On July 19, MS is scheduled to announce its second-quarter results for the year before the opening bell. Back in its Q1 results, Morgan Stanley beat the expectations of analysts and it owed its strength from its trading and investment banking businesses.

It delivered $1 earnings per share (EPS) compared to the expected $0.88 by Thomson Reuters analysts. Its revenue was also seen to soar to $9.7 billion versus the expectations of $9.266 set by the same analysts group from Thomson Reuters.

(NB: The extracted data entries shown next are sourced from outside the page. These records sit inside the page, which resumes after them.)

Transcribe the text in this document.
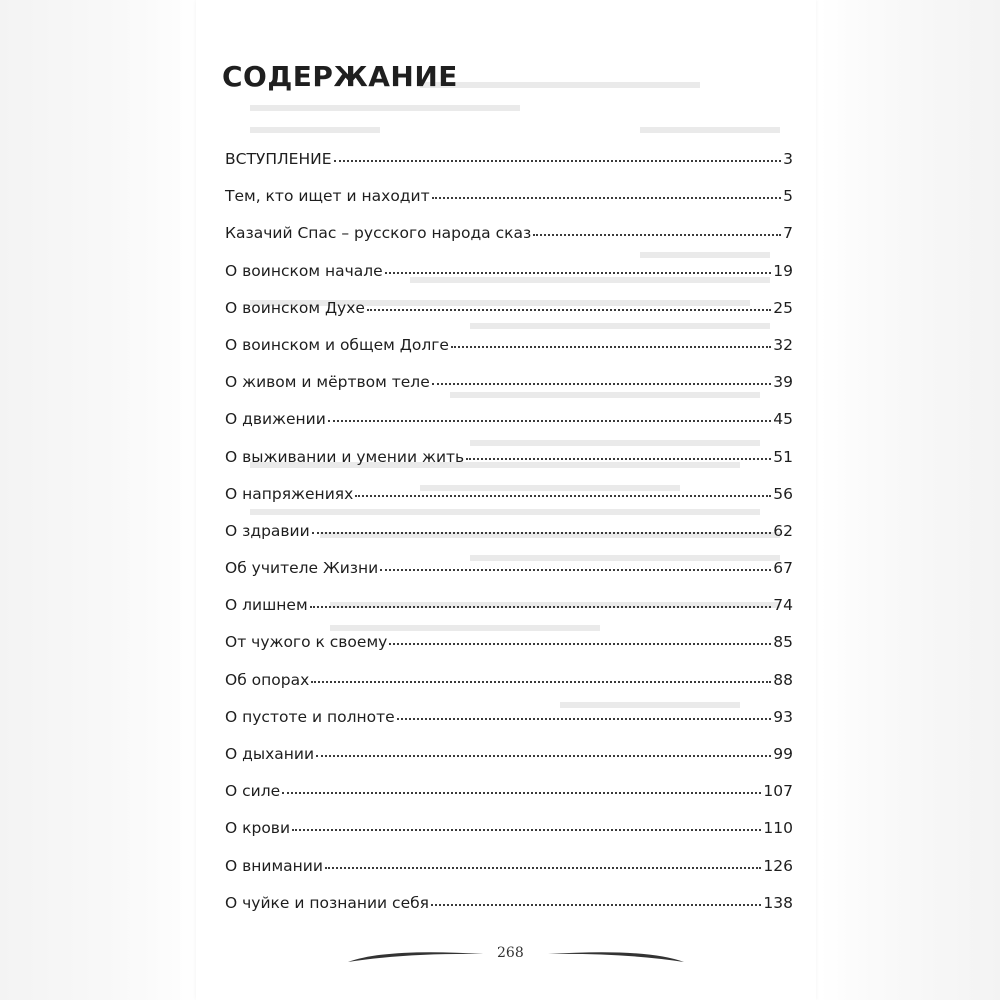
СОДЕРЖАНИЕ
ВСТУПЛЕНИЕ	3
Тем, кто ищет и находит	5
Казачий Спас – русского народа сказ	7
О воинском начале	19
О воинском Духе	25
О воинском и общем Долге	32
О живом и мёртвом теле	39
О движении	45
О выживании и умении жить	51
О напряжениях	56
О здравии	62
Об учителе Жизни	67
О лишнем	74
От чужого к своему	85
Об опорах	88
О пустоте и полноте	93
О дыхании	99
О силе	107
О крови	110
О внимании	126
О чуйке и познании себя	138
268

However, due to a more challenging operating conditions, the second-quarter earnings of the company is expected to diminish.


Earnings Estimate Revised

Zacks Investment Research was known to revise its earnings estimate on Morgan Stanley a couple of days before the set earnings report. The Zacks Consensus Estimate for the relevant quarter was adjusted lower by 2.5%. However, the revenues and earnings of the New York-based bank are still expected to increase year over year.


Factors Affecting the Q2 Results

Trading revenues perceived to have little to no improvement due to low volatility. Majority of Morgan Stanley’s second quarter, there were trivial trading activities especially with the bond and equity markets. Towards the end of the quarter, trading activities increased radically but analysts say that it is not enough to pull up the figures.

Analysts at Thomson Reuters were able to record more than 50% growth in equity underwriting fees with Morgan Stanley. Data also shows a 22% rise in this segment which makes MS to reach the topmost spot.

Analysts also note that the possibility of having an upsurge in the compensation expenses of the company is relatively low.

Tracking Morgan Stanley Rivals

Tuesday, July 18, 2017, was the scheduled earnings report release of Goldman Sachs Group, Inc. (GS) before the market opens. Based on Zacks Investment Research forecast, the EPS of GS is $3.42, lower than the same quarter of last year which is $3.72.

Another competitor of Morgan Stanley, the Credit Suisse Group (CSGN), is set to report its Q2 earnings on July 28, 2017 before the market opens. The period coverage is until June 2017. Last year, the reported EPS for CSGN was $0.08.



Earnings report season is an integral element that shareholders must pay attention to. The overall health of publicly-traded companies can be assessed through these reports that reveal their net income, sales, earnings per share (EPS), expenses and all other important data. If the earnings report matches or is higher than the market expectations (which is usually set by polling analysts in advance) then the market may swing towards a positive action.